The most egregious example involves testimony from Dr. Chai Choi, the medical examiner who conducted Van Treese’s autopsy. At the retrial, Choi testified that Van Treese had puncture wounds, “a stabbing-type injury,” to his chest. Although there was a knife found at the scene, Sneed had previously said that he did not use the knife — an inconsistency that Smothermon sought to fix before Sneed took the stand.

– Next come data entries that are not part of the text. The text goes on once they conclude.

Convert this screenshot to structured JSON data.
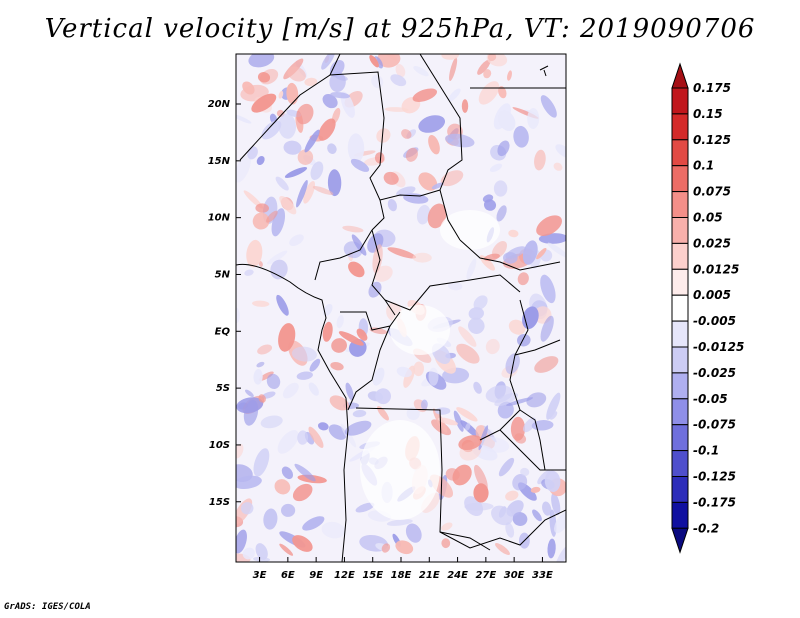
{
  "title": "Vertical velocity [m/s] at 925hPa, VT: 2019090706",
  "credit": "GrADS: IGES/COLA",
  "map": {
    "lat_labels": [
      "20N",
      "15N",
      "10N",
      "5N",
      "EQ",
      "5S",
      "10S",
      "15S"
    ],
    "lat_values": [
      20,
      15,
      10,
      5,
      0,
      -5,
      -10,
      -15
    ],
    "lon_labels": [
      "3E",
      "6E",
      "9E",
      "12E",
      "15E",
      "18E",
      "21E",
      "24E",
      "27E",
      "30E",
      "33E"
    ],
    "lon_values": [
      3,
      6,
      9,
      12,
      15,
      18,
      21,
      24,
      27,
      30,
      33
    ],
    "lon_range": [
      0.5,
      35.5
    ],
    "lat_range": [
      -20.3,
      24.4
    ]
  },
  "colorbar": {
    "labels": [
      "0.175",
      "0.15",
      "0.125",
      "0.1",
      "0.075",
      "0.05",
      "0.025",
      "0.0125",
      "0.005",
      "-0.005",
      "-0.0125",
      "-0.025",
      "-0.05",
      "-0.075",
      "-0.1",
      "-0.125",
      "-0.175",
      "-0.2"
    ],
    "colors": [
      "#a50f15",
      "#c0171c",
      "#d42a29",
      "#e24a44",
      "#ec6c65",
      "#f48f89",
      "#f8b0ab",
      "#fcd0cc",
      "#feeceb",
      "#ffffff",
      "#e6e6fa",
      "#ccccf4",
      "#afaff0",
      "#8f8fe8",
      "#6f6fdc",
      "#4f4fcc",
      "#2d2dba",
      "#1010a0",
      "#0a0a80"
    ]
  }
}
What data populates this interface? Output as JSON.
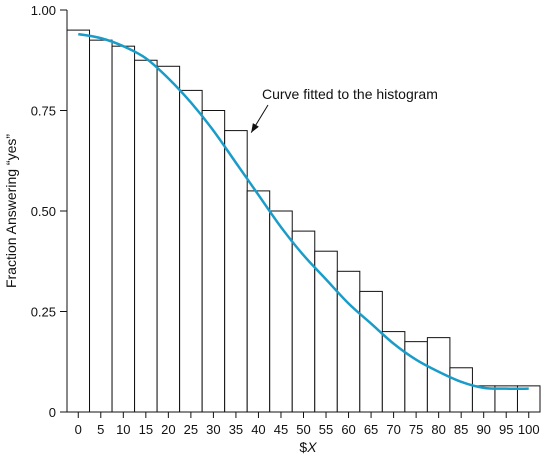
{
  "chart_data": {
    "type": "bar",
    "title": "",
    "xlabel_prefix": "$",
    "xlabel_var": "X",
    "ylabel": "Fraction Answering “yes”",
    "categories": [
      "0",
      "5",
      "10",
      "15",
      "20",
      "25",
      "30",
      "35",
      "40",
      "45",
      "50",
      "55",
      "60",
      "65",
      "70",
      "75",
      "80",
      "85",
      "90",
      "95",
      "100"
    ],
    "values": [
      0.95,
      0.925,
      0.91,
      0.875,
      0.86,
      0.8,
      0.75,
      0.7,
      0.55,
      0.5,
      0.45,
      0.4,
      0.35,
      0.3,
      0.2,
      0.175,
      0.185,
      0.11,
      0.065,
      0.065,
      0.065
    ],
    "yticks": [
      "0",
      "0.25",
      "0.50",
      "0.75",
      "1.00"
    ],
    "ylim": [
      0,
      1
    ],
    "grid": false,
    "bar_fill": "#ffffff",
    "bar_stroke": "#111111",
    "curve": {
      "color": "#1a9cc9",
      "x": [
        0,
        5,
        10,
        15,
        20,
        25,
        30,
        35,
        40,
        45,
        50,
        55,
        60,
        65,
        70,
        75,
        80,
        85,
        90,
        95,
        100
      ],
      "y": [
        0.94,
        0.93,
        0.91,
        0.88,
        0.83,
        0.77,
        0.7,
        0.62,
        0.54,
        0.46,
        0.39,
        0.33,
        0.27,
        0.22,
        0.17,
        0.13,
        0.1,
        0.075,
        0.06,
        0.058,
        0.058
      ]
    },
    "annotation": {
      "text": "Curve fitted to the histogram",
      "target_x": 37.5,
      "target_y": 0.69
    }
  }
}
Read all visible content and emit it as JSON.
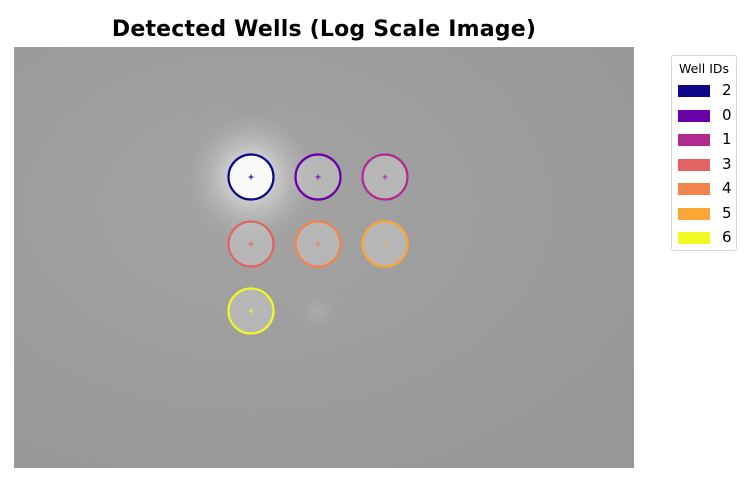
{
  "title": "Detected Wells (Log Scale Image)",
  "legend": {
    "title": "Well IDs",
    "items": [
      {
        "label": "2",
        "color": "#0d0887"
      },
      {
        "label": "0",
        "color": "#6a00a8"
      },
      {
        "label": "1",
        "color": "#b12a90"
      },
      {
        "label": "3",
        "color": "#e16462"
      },
      {
        "label": "4",
        "color": "#f2844b"
      },
      {
        "label": "5",
        "color": "#fca636"
      },
      {
        "label": "6",
        "color": "#f0f921"
      }
    ]
  },
  "chart_data": {
    "type": "scatter",
    "title": "Detected Wells (Log Scale Image)",
    "grid": false,
    "legend_placement": "outside-right",
    "wells": [
      {
        "id": "2",
        "row": 0,
        "col": 0,
        "color": "#0d0887",
        "brightness": "high"
      },
      {
        "id": "0",
        "row": 0,
        "col": 1,
        "color": "#6a00a8",
        "brightness": "medium"
      },
      {
        "id": "1",
        "row": 0,
        "col": 2,
        "color": "#b12a90",
        "brightness": "medium"
      },
      {
        "id": "3",
        "row": 1,
        "col": 0,
        "color": "#e16462",
        "brightness": "medium"
      },
      {
        "id": "4",
        "row": 1,
        "col": 1,
        "color": "#f2844b",
        "brightness": "medium"
      },
      {
        "id": "5",
        "row": 1,
        "col": 2,
        "color": "#fca636",
        "brightness": "medium"
      },
      {
        "id": "6",
        "row": 2,
        "col": 0,
        "color": "#f0f921",
        "brightness": "medium"
      }
    ]
  }
}
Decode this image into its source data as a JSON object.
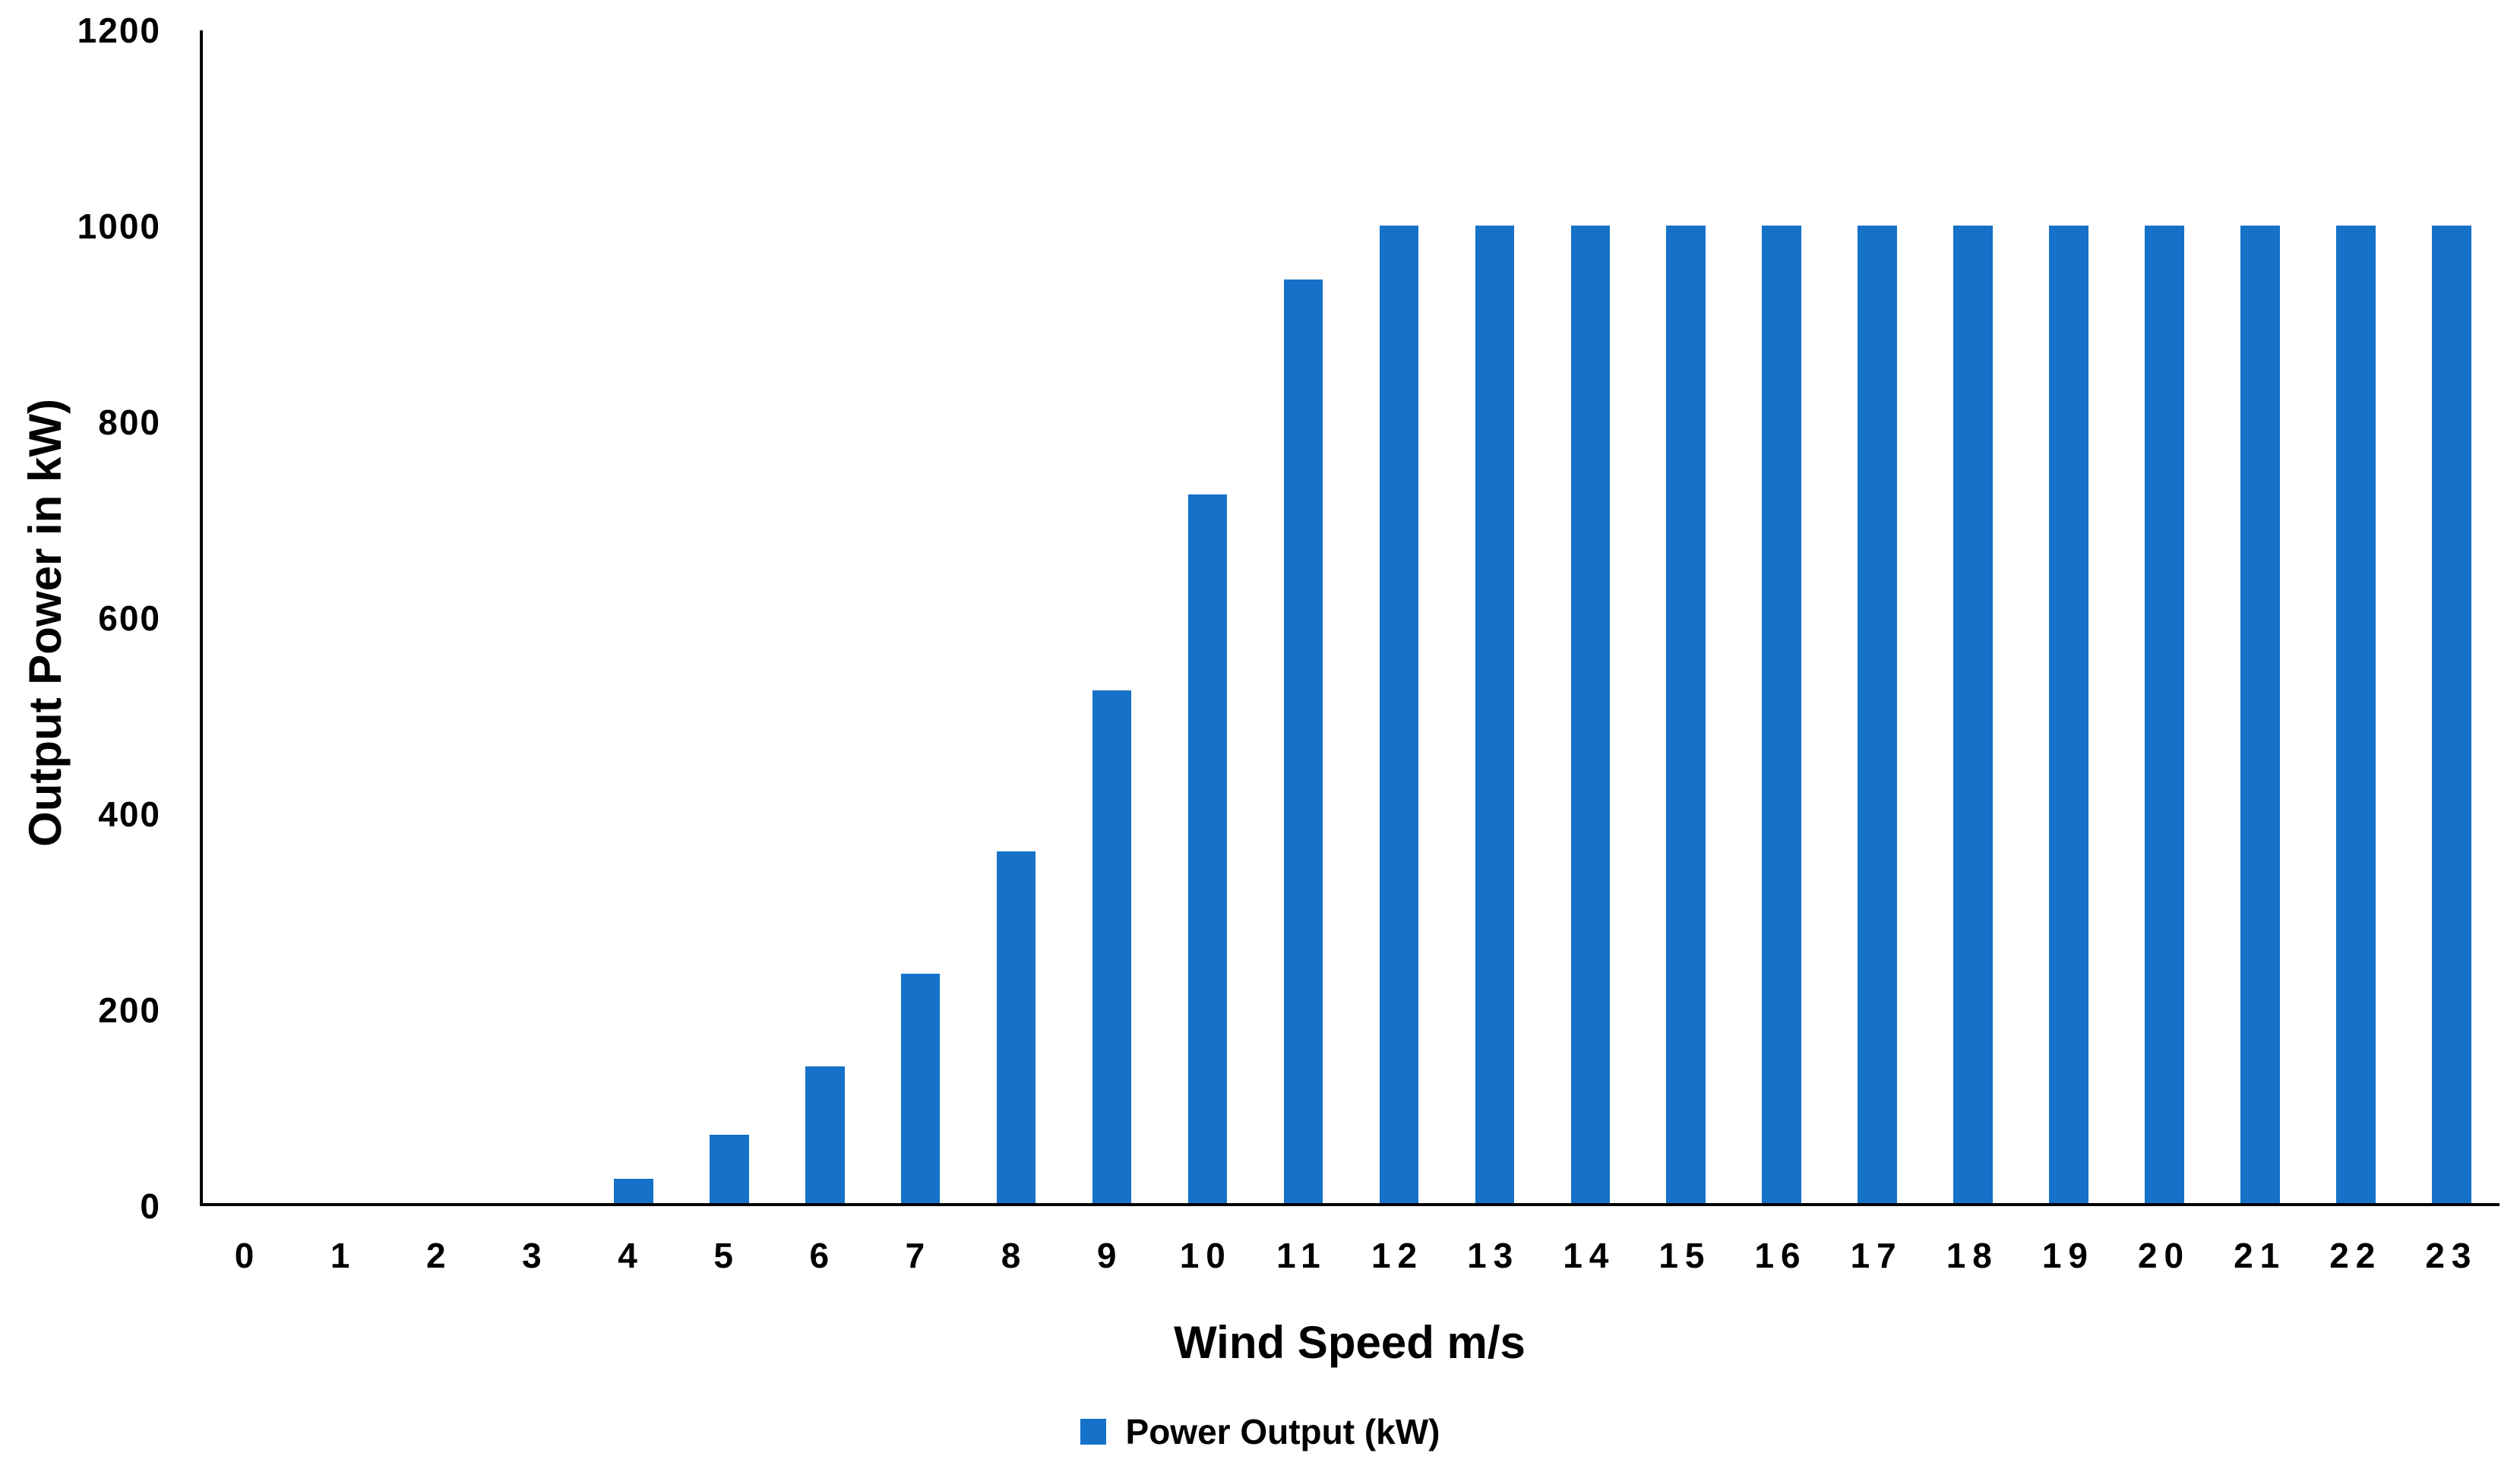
{
  "chart_data": {
    "type": "bar",
    "title": "",
    "xlabel": "Wind Speed m/s",
    "ylabel": "Output Power in kW)",
    "categories": [
      "0",
      "1",
      "2",
      "3",
      "4",
      "5",
      "6",
      "7",
      "8",
      "9",
      "10",
      "11",
      "12",
      "13",
      "14",
      "15",
      "16",
      "17",
      "18",
      "19",
      "20",
      "21",
      "22",
      "23"
    ],
    "values": [
      0,
      0,
      0,
      0,
      25,
      70,
      140,
      235,
      360,
      525,
      725,
      945,
      1000,
      1000,
      1000,
      1000,
      1000,
      1000,
      1000,
      1000,
      1000,
      1000,
      1000,
      1000
    ],
    "series_name": "Power Output (kW)",
    "ylim": [
      0,
      1200
    ],
    "yticks": [
      0,
      200,
      400,
      600,
      800,
      1000,
      1200
    ],
    "grid": false,
    "legend_position": "bottom-center",
    "bar_color": "#1572c8",
    "axis_color": "#000000"
  },
  "legend": {
    "label": "Power Output (kW)"
  }
}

“Our biggest problem is still the knife,” Smothermon wrote in the memo to Walker. “Justin tells the police that the knife fell out of his pocket and that he didn’t stab the victim with it.” But when Sneed took the stand at the retrial, he testified for the first time that he had in fact stabbed Van Treese. “This reversal of his statement given to police does not appear to be a coincidence,” Reed Smith wrote. “Rather, it appears to be manufactured in response to ADA [Smothermon’s] communication during trial to Sneed’s attorney explicitly about what had been testified to by other witnesses about the knife.”

Ackley told Reed Smith that the change in Sneed’s testimony was “night and day,” and that if it was prompted by Smothermon’s memo, it would be a problem.

At the press conference, Knight, Glossip’s attorney, again emphasized the need for an evidentiary hearing. “It becomes ever more apparent with each passing day that not only did the prosecution destroy evidence, they manufactured evidence. They changed people’s testimony. They broke the rules. All to try to get a conviction against Rich Glossip on a death penalty case that should never have been brought at all,” he said. “The thing that I think everybody needs to take away from this: Rich Glossip is a nobody. He’s not some powerful person. He’s just like all the rest of us. This is what the government can do when they’re allowed to run amok.”